Religion has a great influence on Americans' charitable donations

As reported by Ben Grose of The Chronicle of Philanthropy, August 19, 2012:

Regions of the country that are deeply religious are more generous than those that are not. Two of the top nine states—Utah and Idaho—have high numbers of Mormon residents, who have a tradition of tithing at least 10 percent of their income to the church. The remaining states in the top nine are all in the Bible Belt...

...Perhaps nowhere is the role of religion clearer than in Utah, where the majority of residents are Mormon.

The Provo-Orem metropolitan area is especially generous, with its residents giving an average of 13.9 percent of their discretionary income to charity.

James T. Evans, chief operating officer at Xactware, a software company in Orem with 450 employees, says he saw the number of Xactware employees who donate to the United Way shoot up from a handful a few years ago to 70 last fall, after the company sent a record number of volunteers to a “Day of Caring” event organized by the United Way.

“The volunteering hooks people into the important needs in our community,” Mr. Evans says. “Then during the workplace campaign, they say 'Gosh, I’ve seen some of those needs—I should give a little more.’”

Mr. Evans and his wife, Tana, also give generously, on top of their support for the Mormon Church. While watching their daughter play high-school basketball, they noticed the boys teams always got more attention. That prompted the couple to endow a women’s basketball scholarship at Brigham Young University for $250,000.

The Evanses also give more than $10,000 a year to the United Way and make gifts to their school district to pay for small projects. “After taking care of our home and putting some aside for retirement, we just look for opportunities to give the other stuff away,” says Mr. Evans, who became mayor of Orem last October.

Giving 'Primes the Pump’

People like Mr. Evans are common across America, says Arthur Brooks, president of the American Enterprise Institute, a conservative think tank. Mr. Brooks wrote a book, Who Really Cares, that examined research on giving and found that religious people give more generously to secular charities—even environmental causes and the arts—than nonreligious people.

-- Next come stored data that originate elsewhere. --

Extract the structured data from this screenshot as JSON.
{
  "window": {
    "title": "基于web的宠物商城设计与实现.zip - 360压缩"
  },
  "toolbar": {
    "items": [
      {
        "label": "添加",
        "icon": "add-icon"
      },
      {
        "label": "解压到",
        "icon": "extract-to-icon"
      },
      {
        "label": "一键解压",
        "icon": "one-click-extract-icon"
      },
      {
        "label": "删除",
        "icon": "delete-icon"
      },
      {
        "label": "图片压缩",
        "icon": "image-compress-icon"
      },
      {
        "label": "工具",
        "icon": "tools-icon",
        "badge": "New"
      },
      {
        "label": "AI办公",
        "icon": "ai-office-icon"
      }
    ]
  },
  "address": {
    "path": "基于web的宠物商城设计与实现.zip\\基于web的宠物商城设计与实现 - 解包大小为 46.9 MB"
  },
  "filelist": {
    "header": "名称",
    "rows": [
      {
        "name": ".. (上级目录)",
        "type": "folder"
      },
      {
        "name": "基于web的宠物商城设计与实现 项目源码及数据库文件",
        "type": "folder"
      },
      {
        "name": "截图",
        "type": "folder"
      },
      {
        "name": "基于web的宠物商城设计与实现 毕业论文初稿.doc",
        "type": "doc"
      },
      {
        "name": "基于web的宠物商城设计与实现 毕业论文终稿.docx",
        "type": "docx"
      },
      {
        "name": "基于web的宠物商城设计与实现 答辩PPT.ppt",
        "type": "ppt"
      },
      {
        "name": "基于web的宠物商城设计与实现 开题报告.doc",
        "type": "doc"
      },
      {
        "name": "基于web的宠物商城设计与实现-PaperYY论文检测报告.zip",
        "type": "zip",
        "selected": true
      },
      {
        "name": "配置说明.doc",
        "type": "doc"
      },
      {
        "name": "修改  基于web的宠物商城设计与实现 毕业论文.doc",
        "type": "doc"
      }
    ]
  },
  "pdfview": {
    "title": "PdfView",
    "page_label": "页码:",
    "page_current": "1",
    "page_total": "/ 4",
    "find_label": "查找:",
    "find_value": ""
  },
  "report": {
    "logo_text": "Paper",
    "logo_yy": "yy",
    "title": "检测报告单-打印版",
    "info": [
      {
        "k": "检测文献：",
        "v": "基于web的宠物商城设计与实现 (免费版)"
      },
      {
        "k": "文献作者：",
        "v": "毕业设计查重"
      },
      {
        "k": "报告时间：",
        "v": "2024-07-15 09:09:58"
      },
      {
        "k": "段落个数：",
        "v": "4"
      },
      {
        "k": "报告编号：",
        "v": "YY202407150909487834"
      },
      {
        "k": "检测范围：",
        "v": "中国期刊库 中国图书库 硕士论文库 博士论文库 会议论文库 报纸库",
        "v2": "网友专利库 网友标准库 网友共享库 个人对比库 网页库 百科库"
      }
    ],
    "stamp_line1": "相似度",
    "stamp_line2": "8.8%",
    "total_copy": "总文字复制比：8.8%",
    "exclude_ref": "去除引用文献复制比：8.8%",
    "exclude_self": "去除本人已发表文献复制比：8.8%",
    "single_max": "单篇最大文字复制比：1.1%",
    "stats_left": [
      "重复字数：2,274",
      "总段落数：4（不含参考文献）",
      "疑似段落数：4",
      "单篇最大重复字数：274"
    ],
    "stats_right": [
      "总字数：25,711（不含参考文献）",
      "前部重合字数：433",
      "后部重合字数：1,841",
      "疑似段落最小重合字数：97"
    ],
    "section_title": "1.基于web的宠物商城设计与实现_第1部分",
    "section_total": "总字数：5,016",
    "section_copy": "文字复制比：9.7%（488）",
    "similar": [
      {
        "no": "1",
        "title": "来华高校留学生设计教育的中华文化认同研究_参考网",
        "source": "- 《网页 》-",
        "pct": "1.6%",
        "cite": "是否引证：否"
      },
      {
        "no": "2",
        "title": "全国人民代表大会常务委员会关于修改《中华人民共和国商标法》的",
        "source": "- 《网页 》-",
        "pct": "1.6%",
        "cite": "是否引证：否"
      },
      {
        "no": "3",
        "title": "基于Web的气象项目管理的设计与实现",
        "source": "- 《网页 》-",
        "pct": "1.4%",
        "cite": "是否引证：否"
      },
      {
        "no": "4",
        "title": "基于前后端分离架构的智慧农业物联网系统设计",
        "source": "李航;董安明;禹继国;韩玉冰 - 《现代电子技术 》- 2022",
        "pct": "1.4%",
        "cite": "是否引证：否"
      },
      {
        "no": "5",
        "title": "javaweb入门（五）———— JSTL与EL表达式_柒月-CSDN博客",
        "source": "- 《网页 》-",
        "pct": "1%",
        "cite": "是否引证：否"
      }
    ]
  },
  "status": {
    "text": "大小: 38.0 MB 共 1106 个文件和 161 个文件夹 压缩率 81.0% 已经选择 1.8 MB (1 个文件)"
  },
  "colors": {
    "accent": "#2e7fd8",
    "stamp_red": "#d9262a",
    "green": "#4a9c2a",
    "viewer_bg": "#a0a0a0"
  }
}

“They’re just in a giving culture,” Mr. Brooks says. “You give to one thing, and it primes the pump and you give more to everything.”

But some nonprofit experts question whether religious donations should even factor into generosity rankings. “Giving to a church is a different kind of giving than giving to other charities,” says Steve Rothschild, founder of a job-training program in Minneapolis. “Giving to a church is 'inward-centered’: You get a personal benefit from it. If you’re giving to an antipoverty program, it’s 'other-centered.’”

Nonprofit boosters in New Hampshire might be happier if religion were excluded. A study by the Center on Philanthropy at Indiana University found that the residents of New Hampshire—which ranked dead last in both surveys by The Chronicle—weren’t stingy; they were simply nonbelievers.

“New Hampshire gives next to nothing to religious organizations,” says Patrick Rooney, the center’s leader, “but their secular giving is identical to the rest of country.”

In The Chronicle’s study, New Hampshire rises from last to 38th—still in the bottom quartile—after the adjustment to remove religious giving.

Starting in 1999, the New Hampshire Charitable Foundation tried to stimulate greater generosity through a public-awareness campaign about the state’s low giving rates, but it didn’t accomplish much, and it has since been largely disbanded.

“I don’t think data and finger-wagging inspire people,” says Deborah Schachter, who once directed the Giving New Hampshire drive and still works at the community foundation.